Many studies have indicated the benefits of Intermittent Fasting in insulin control and health in general. In November 2020 the Journal of the American Heart Association published a study done with over 1600 people on the impact of Intermittent Fasting on blood pressure. A group of people with high blood pressure (hypertension) was divided into the ones taking medication and the ones not taking medication. In a third group were people with normal blood pressure. They found significant benefits of Intermittent Fasting as some people taking medication were able to decrease or stop their medication.

Included in this research were some lifestyle practices of daily physical activities and stress reduction, which improved sleep and helped with weight loss.

Science shows that Insulin resistance is associated with increased blood pressure as it inhibits the physiological vasodilation effect of insulin.

The human race survived in cyclical food availability.

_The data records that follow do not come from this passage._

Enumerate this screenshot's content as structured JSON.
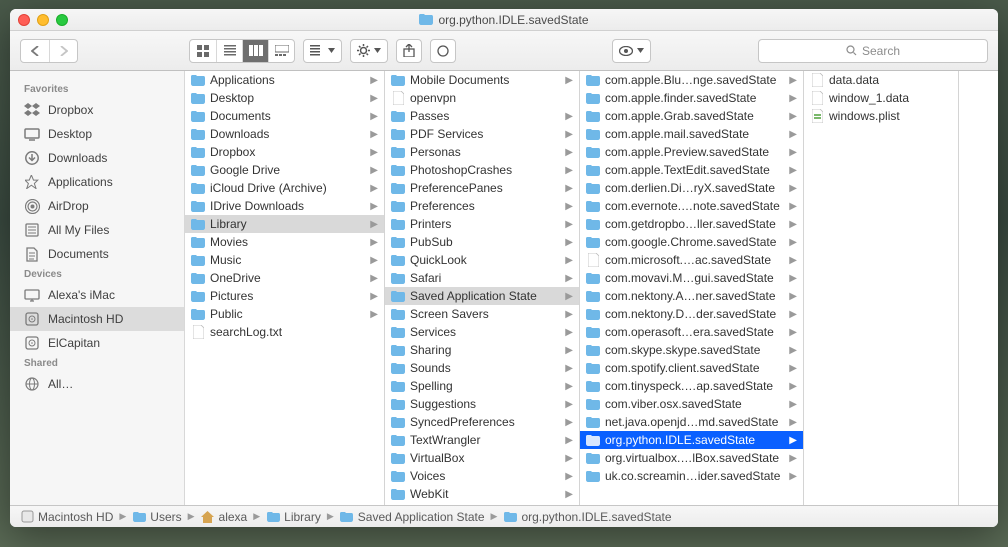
{
  "title": "org.python.IDLE.savedState",
  "search_placeholder": "Search",
  "sidebar": {
    "sections": [
      {
        "header": "Favorites",
        "items": [
          {
            "icon": "dropbox",
            "label": "Dropbox"
          },
          {
            "icon": "desktop",
            "label": "Desktop"
          },
          {
            "icon": "downloads",
            "label": "Downloads"
          },
          {
            "icon": "applications",
            "label": "Applications"
          },
          {
            "icon": "airdrop",
            "label": "AirDrop"
          },
          {
            "icon": "allmyfiles",
            "label": "All My Files"
          },
          {
            "icon": "documents",
            "label": "Documents"
          }
        ]
      },
      {
        "header": "Devices",
        "items": [
          {
            "icon": "imac",
            "label": "Alexa's iMac"
          },
          {
            "icon": "hdd",
            "label": "Macintosh HD",
            "selected": true
          },
          {
            "icon": "hdd",
            "label": "ElCapitan"
          }
        ]
      },
      {
        "header": "Shared",
        "items": [
          {
            "icon": "globe",
            "label": "All…"
          }
        ]
      }
    ]
  },
  "col1": [
    {
      "t": "folder",
      "l": "Applications",
      "a": true
    },
    {
      "t": "folder",
      "l": "Desktop",
      "a": true
    },
    {
      "t": "folder",
      "l": "Documents",
      "a": true
    },
    {
      "t": "folder",
      "l": "Downloads",
      "a": true
    },
    {
      "t": "folder",
      "l": "Dropbox",
      "a": true
    },
    {
      "t": "folder",
      "l": "Google Drive",
      "a": true
    },
    {
      "t": "folder",
      "l": "iCloud Drive (Archive)",
      "a": true
    },
    {
      "t": "folder",
      "l": "IDrive Downloads",
      "a": true
    },
    {
      "t": "folder-l",
      "l": "Library",
      "a": true,
      "sel": true
    },
    {
      "t": "folder",
      "l": "Movies",
      "a": true
    },
    {
      "t": "folder",
      "l": "Music",
      "a": true
    },
    {
      "t": "folder",
      "l": "OneDrive",
      "a": true
    },
    {
      "t": "folder",
      "l": "Pictures",
      "a": true
    },
    {
      "t": "folder",
      "l": "Public",
      "a": true
    },
    {
      "t": "file",
      "l": "searchLog.txt"
    }
  ],
  "col2": [
    {
      "t": "folder",
      "l": "Mobile Documents",
      "a": true
    },
    {
      "t": "file",
      "l": "openvpn"
    },
    {
      "t": "folder",
      "l": "Passes",
      "a": true
    },
    {
      "t": "folder",
      "l": "PDF Services",
      "a": true
    },
    {
      "t": "folder",
      "l": "Personas",
      "a": true
    },
    {
      "t": "folder",
      "l": "PhotoshopCrashes",
      "a": true
    },
    {
      "t": "folder",
      "l": "PreferencePanes",
      "a": true
    },
    {
      "t": "folder",
      "l": "Preferences",
      "a": true
    },
    {
      "t": "folder",
      "l": "Printers",
      "a": true
    },
    {
      "t": "folder",
      "l": "PubSub",
      "a": true
    },
    {
      "t": "folder",
      "l": "QuickLook",
      "a": true
    },
    {
      "t": "folder",
      "l": "Safari",
      "a": true
    },
    {
      "t": "folder",
      "l": "Saved Application State",
      "a": true,
      "sel": true
    },
    {
      "t": "folder",
      "l": "Screen Savers",
      "a": true
    },
    {
      "t": "folder",
      "l": "Services",
      "a": true
    },
    {
      "t": "folder",
      "l": "Sharing",
      "a": true
    },
    {
      "t": "folder",
      "l": "Sounds",
      "a": true
    },
    {
      "t": "folder",
      "l": "Spelling",
      "a": true
    },
    {
      "t": "folder",
      "l": "Suggestions",
      "a": true
    },
    {
      "t": "folder",
      "l": "SyncedPreferences",
      "a": true
    },
    {
      "t": "folder",
      "l": "TextWrangler",
      "a": true
    },
    {
      "t": "folder",
      "l": "VirtualBox",
      "a": true
    },
    {
      "t": "folder",
      "l": "Voices",
      "a": true
    },
    {
      "t": "folder",
      "l": "WebKit",
      "a": true
    }
  ],
  "col3": [
    {
      "t": "folder",
      "l": "com.apple.Blu…nge.savedState",
      "a": true
    },
    {
      "t": "folder",
      "l": "com.apple.finder.savedState",
      "a": true
    },
    {
      "t": "folder",
      "l": "com.apple.Grab.savedState",
      "a": true
    },
    {
      "t": "folder",
      "l": "com.apple.mail.savedState",
      "a": true
    },
    {
      "t": "folder",
      "l": "com.apple.Preview.savedState",
      "a": true
    },
    {
      "t": "folder",
      "l": "com.apple.TextEdit.savedState",
      "a": true
    },
    {
      "t": "folder",
      "l": "com.derlien.Di…ryX.savedState",
      "a": true
    },
    {
      "t": "folder",
      "l": "com.evernote.…note.savedState",
      "a": true
    },
    {
      "t": "folder",
      "l": "com.getdropbo…ller.savedState",
      "a": true
    },
    {
      "t": "folder",
      "l": "com.google.Chrome.savedState",
      "a": true
    },
    {
      "t": "file",
      "l": "com.microsoft.…ac.savedState",
      "a": true
    },
    {
      "t": "folder",
      "l": "com.movavi.M…gui.savedState",
      "a": true
    },
    {
      "t": "folder",
      "l": "com.nektony.A…ner.savedState",
      "a": true
    },
    {
      "t": "folder",
      "l": "com.nektony.D…der.savedState",
      "a": true
    },
    {
      "t": "folder",
      "l": "com.operasoft…era.savedState",
      "a": true
    },
    {
      "t": "folder",
      "l": "com.skype.skype.savedState",
      "a": true
    },
    {
      "t": "folder",
      "l": "com.spotify.client.savedState",
      "a": true
    },
    {
      "t": "folder",
      "l": "com.tinyspeck.…ap.savedState",
      "a": true
    },
    {
      "t": "folder",
      "l": "com.viber.osx.savedState",
      "a": true
    },
    {
      "t": "folder",
      "l": "net.java.openjd…md.savedState",
      "a": true
    },
    {
      "t": "folder",
      "l": "org.python.IDLE.savedState",
      "a": true,
      "sel": true,
      "blue": true
    },
    {
      "t": "folder",
      "l": "org.virtualbox.…lBox.savedState",
      "a": true
    },
    {
      "t": "folder",
      "l": "uk.co.screamin…ider.savedState",
      "a": true
    }
  ],
  "col4": [
    {
      "t": "file",
      "l": "data.data"
    },
    {
      "t": "file",
      "l": "window_1.data"
    },
    {
      "t": "plist",
      "l": "windows.plist"
    }
  ],
  "pathbar": [
    {
      "icon": "hdd",
      "l": "Macintosh HD"
    },
    {
      "icon": "folder",
      "l": "Users"
    },
    {
      "icon": "home",
      "l": "alexa"
    },
    {
      "icon": "folder",
      "l": "Library"
    },
    {
      "icon": "folder",
      "l": "Saved Application State"
    },
    {
      "icon": "folder",
      "l": "org.python.IDLE.savedState"
    }
  ]
}
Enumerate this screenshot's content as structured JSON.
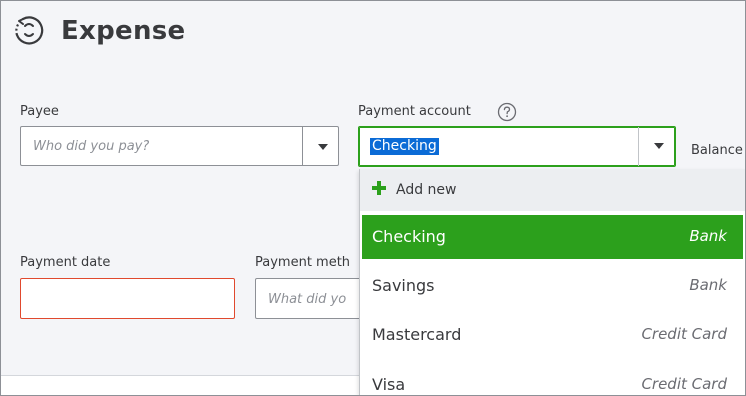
{
  "header": {
    "title": "Expense",
    "icon": "expense-clock-icon"
  },
  "payee": {
    "label": "Payee",
    "placeholder": "Who did you pay?",
    "icon": "chevron-down-icon"
  },
  "payment_account": {
    "label": "Payment account",
    "help_icon": "help-circle-icon",
    "value": "Checking",
    "icon": "chevron-down-icon",
    "highlight_color": "#0b6bd6",
    "focus_color": "#2ca01c"
  },
  "balance": {
    "label": "Balance"
  },
  "payment_date": {
    "label": "Payment date",
    "error_color": "#e0492e"
  },
  "payment_method": {
    "label": "Payment meth",
    "placeholder": "What did yo"
  },
  "dropdown": {
    "add_new": {
      "label": "Add new",
      "icon": "plus-icon",
      "color": "#2ca01c"
    },
    "items": [
      {
        "name": "Checking",
        "type": "Bank",
        "selected": true
      },
      {
        "name": "Savings",
        "type": "Bank",
        "selected": false
      },
      {
        "name": "Mastercard",
        "type": "Credit Card",
        "selected": false
      },
      {
        "name": "Visa",
        "type": "Credit Card",
        "selected": false
      }
    ]
  }
}
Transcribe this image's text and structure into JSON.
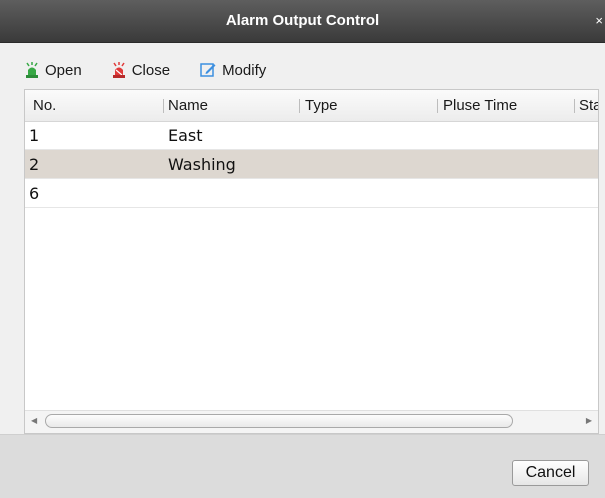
{
  "dialog": {
    "title": "Alarm Output Control",
    "close_glyph": "×"
  },
  "toolbar": {
    "open_label": "Open",
    "close_label": "Close",
    "modify_label": "Modify",
    "open_icon": "alarm-on-icon",
    "close_icon": "alarm-off-icon",
    "modify_icon": "edit-icon"
  },
  "table": {
    "columns": [
      "No.",
      "Name",
      "Type",
      "Pluse Time",
      "Sta"
    ],
    "rows": [
      {
        "no": "1",
        "name": "East"
      },
      {
        "no": "2",
        "name": "Washing"
      },
      {
        "no": "6",
        "name": ""
      }
    ],
    "selected_row_index": 1
  },
  "footer": {
    "cancel_label": "Cancel"
  },
  "colors": {
    "titlebar": "#3a3a3a",
    "selected_row": "#ddd7d0",
    "open_icon": "#37a845",
    "close_icon": "#e03a3a",
    "modify_icon": "#3c8fe0"
  }
}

Humans ate what they caught in their hunt and from farming the land. Usually in the winter there was scarcity of food, and their bodies mobilized the energy stored in the fat tissues.

In modern life most of us have food available all the time and we tend to eat even when we don’t need it. We got used to eat at certain times and we conditioned our bodies to eat too much. Processed and sugary foods are often part of our diet which makes matters worse.

Before starting intermittent fasting it’s important to prepare your body, start slowly and progress as tolerated.

Each week you build on the accomplishment of the week before. You don’t need to do it perfectly, be kind to yourself. It’s not all or nothing. It’s okay if you can only do it 5 times a week.

  1. Increase your water intake for 1 week, at least 8-10 cups a day 70-100 oz or 2-3 liters.
  2. Avoid sugars for 1 week and eat more fruits and vegetables.
  3. Avoid processed foods for 1 week and eat natural foods.
  4. Eat your dinner as early as possible and don’t snack before going to bed for 1 week. Try to have a 12-hour overnight fasting.
  5. When you feel ready try to skip random meals, don’t snack in between meals.
  6. When you feel ready try to restrict your 3 meals within 8 hours. You can continue to skip meals. This is 8-16 fasting.
  7. When you feel ready try to have 2 meals within 6 hours, 2 times a week. This is 6-18 fasting.
  8. When you feel ready try to increase your 6-18 fasting to 5 times a week.
  9. With doctor supervision you may try to do a 24-hour fasting once a week (one meal a day).
  10. If you need to lose weight and your doctor agrees you may try to do a 24-hour fasting twice a week or three times a week.
  11. It’s important to listen to your body and adjust as needed.
  12. During the fasting time you can drink water, coffee, and tea without sugar or cream.
  13. Don’t restrict salt.
  14. Eat fruits with a protein to avoid spike of insulin.
  15. No need to restrict your calories. Just choose healthy natural foods.

Make sure you consult with your doctor before starting intermittent fasting, mainly if you take any medication.